There is no gainsaying that the Cameroonian civil service literally abandons even its most active civil servants once they proceed on annual leave. A few examples: in active working life, a civil servant may be exempt from paying full-scale medical bills, for which in some cases, they may pay for as little as 30 percent in state medical or medical investigation facilities.

Such facilities are usually phased out with retirement and the situation is even further worsened by the fact that the retiree’s income is not even as much as when he was in active service.
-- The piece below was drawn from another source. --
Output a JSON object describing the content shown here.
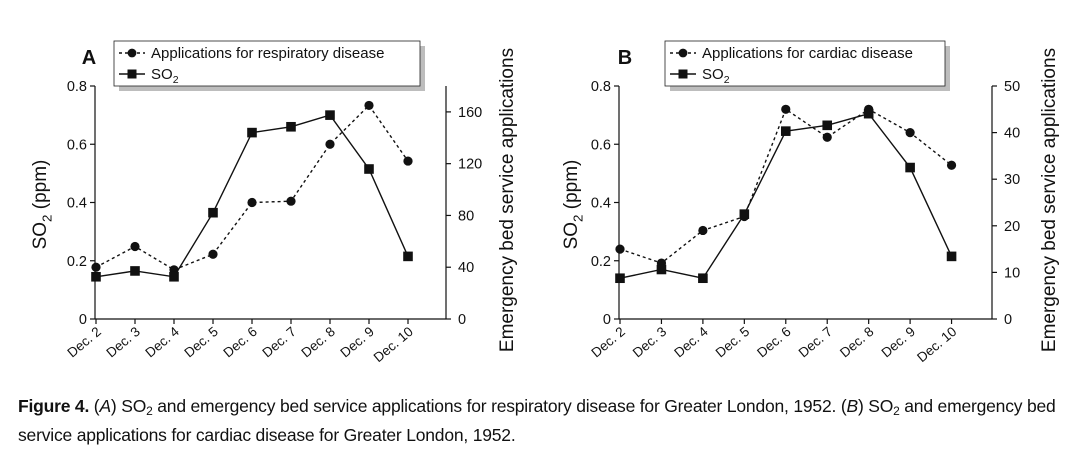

In some other cases, the calculation to establish retirement benefits hardly takes into account the real market situation and the purchasing power as pegged on what the retiree effectively earns.

For example, no employee of the civil service contract category or all workers of the private sector can earn more than FCFA 150 000 in monthly retirement emoluments; this regardless of what the retiree earned during his normal working career! This means even if you earned FCFA 5 Million a month for a period of, say, ten year uninterruptedly, , the highest you can expect at retirement is no more than FCFA 150 000!

Recent statistics from the National Institute of Statistics show trends that indicate a growing population of the aged in Cameroon; to the extent that in the next 20 years the management of the older segment of the population should really be a problem.

The civil service decision of sending too many people on retirement as a means of opening up job opportunities for the younger segments of the population could, in this middle term, prove counter-effective, especially as those being thrown into retirement are often still strong enough to remain productive, even when enjoying their retirement benefits.

But these long-term considerations which favour retirees should not hide the fact that current policies are not favourable to the old. The aged in Cameroon are still largely neglected and there is need for affirmative government policies to make these people, who were the pride of the nation in the past, enjoy a deserved rest.

It is about improving their material and living conditions. But it is also about providing amenities which improve the quality of their lives and also about reassuring them that the nation remains immensely grateful to them for their contribution to its progress.